Although they swore to themselves that they would never go into a pyramid again, less than two full seasons had passed before they realized that they could think of nothing else, They had acquired a taste for it, like tigers who, once they have had a morsel of human flesh, prefer it to all other meat. Ordinary tombs no longer satisfied them.
This time, apart from sharpening their crowbars and making all their other preparations, they also sewed several pieces of canvas into the shape of masks. They would soak them in vinegar and put them on their faces when the sarcophagus was opened. It was the only way to guard against the terrible sickness that came on when you got close to a mummy.
The profanation of the female pyramid (the strumpet pyramid, as they called it among themselves) had not yet been discovered, which gave them reason to act fast. But perhaps the robbery would never be noticed, since Hentsen’s last lovers, those of her final years, had long since passed on and turned to dust. The sentries had also met the same fate; in fact, they had abandoned their task even during their lifetimes, since the money to support them had run out. But all the same the rape of the pyramid could come to light for some unforeseeable reason, and that would have made any further robbery very perilous indeed.
They had bolstered their confidence on the eve of the act with the thought that no one was interested in Didoufri’s pyramid any more; otherwise it would not have been left unfinished, Their forefathers for several generations had earned their living as they did, as grave robbers, and had never got involved in politics, except by lending an ear now and again to barroom gossip.
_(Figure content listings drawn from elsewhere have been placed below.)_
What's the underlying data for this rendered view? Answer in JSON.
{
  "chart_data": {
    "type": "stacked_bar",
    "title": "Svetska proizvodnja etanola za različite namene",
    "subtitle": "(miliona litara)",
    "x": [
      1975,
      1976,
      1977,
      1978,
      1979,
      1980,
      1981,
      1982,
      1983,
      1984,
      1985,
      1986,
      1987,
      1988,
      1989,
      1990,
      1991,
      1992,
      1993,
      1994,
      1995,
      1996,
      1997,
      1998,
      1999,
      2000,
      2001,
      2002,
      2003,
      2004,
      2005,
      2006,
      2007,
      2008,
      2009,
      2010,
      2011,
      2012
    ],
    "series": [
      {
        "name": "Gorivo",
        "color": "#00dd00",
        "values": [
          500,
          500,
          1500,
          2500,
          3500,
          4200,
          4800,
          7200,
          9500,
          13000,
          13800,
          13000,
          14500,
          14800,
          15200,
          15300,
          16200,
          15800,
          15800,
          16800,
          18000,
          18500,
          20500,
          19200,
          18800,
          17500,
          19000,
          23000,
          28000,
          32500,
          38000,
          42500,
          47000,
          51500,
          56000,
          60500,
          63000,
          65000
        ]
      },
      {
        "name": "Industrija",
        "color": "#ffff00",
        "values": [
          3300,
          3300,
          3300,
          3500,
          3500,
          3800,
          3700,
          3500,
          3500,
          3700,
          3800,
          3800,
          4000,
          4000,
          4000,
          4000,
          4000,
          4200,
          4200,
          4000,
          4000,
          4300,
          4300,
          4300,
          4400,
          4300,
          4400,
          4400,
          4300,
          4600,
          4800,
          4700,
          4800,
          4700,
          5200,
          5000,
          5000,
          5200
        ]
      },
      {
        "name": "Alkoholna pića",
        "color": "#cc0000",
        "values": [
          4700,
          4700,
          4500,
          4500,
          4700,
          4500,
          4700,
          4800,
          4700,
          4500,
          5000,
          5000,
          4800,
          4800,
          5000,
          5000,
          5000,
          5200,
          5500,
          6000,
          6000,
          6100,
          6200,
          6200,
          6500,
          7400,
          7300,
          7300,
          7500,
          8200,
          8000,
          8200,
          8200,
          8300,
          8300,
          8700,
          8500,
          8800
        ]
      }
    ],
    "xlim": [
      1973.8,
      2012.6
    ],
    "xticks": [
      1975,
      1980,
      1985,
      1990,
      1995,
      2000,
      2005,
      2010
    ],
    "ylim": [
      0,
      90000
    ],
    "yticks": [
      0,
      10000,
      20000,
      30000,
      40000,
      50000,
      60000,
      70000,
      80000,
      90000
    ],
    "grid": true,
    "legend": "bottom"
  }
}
For instance, they sometimes picked up the information that this Pharaoh was more greatly honored than that one, though both had long been reduced to mere mummies and encased in their respective pyramids. Then soon after they would hear talk of the opposite . The one who had been more greatly honored was now relegated to oblivion, and people began to make wreaths and raise statues in honor of the one previously disregarded. These changes of tide flowed from matters political, so people said, but the robbers thought it all quite absurd and ridiculous—as if two mummies could get up from their graves, grab at each other’s tunics, and scrap like tinkers!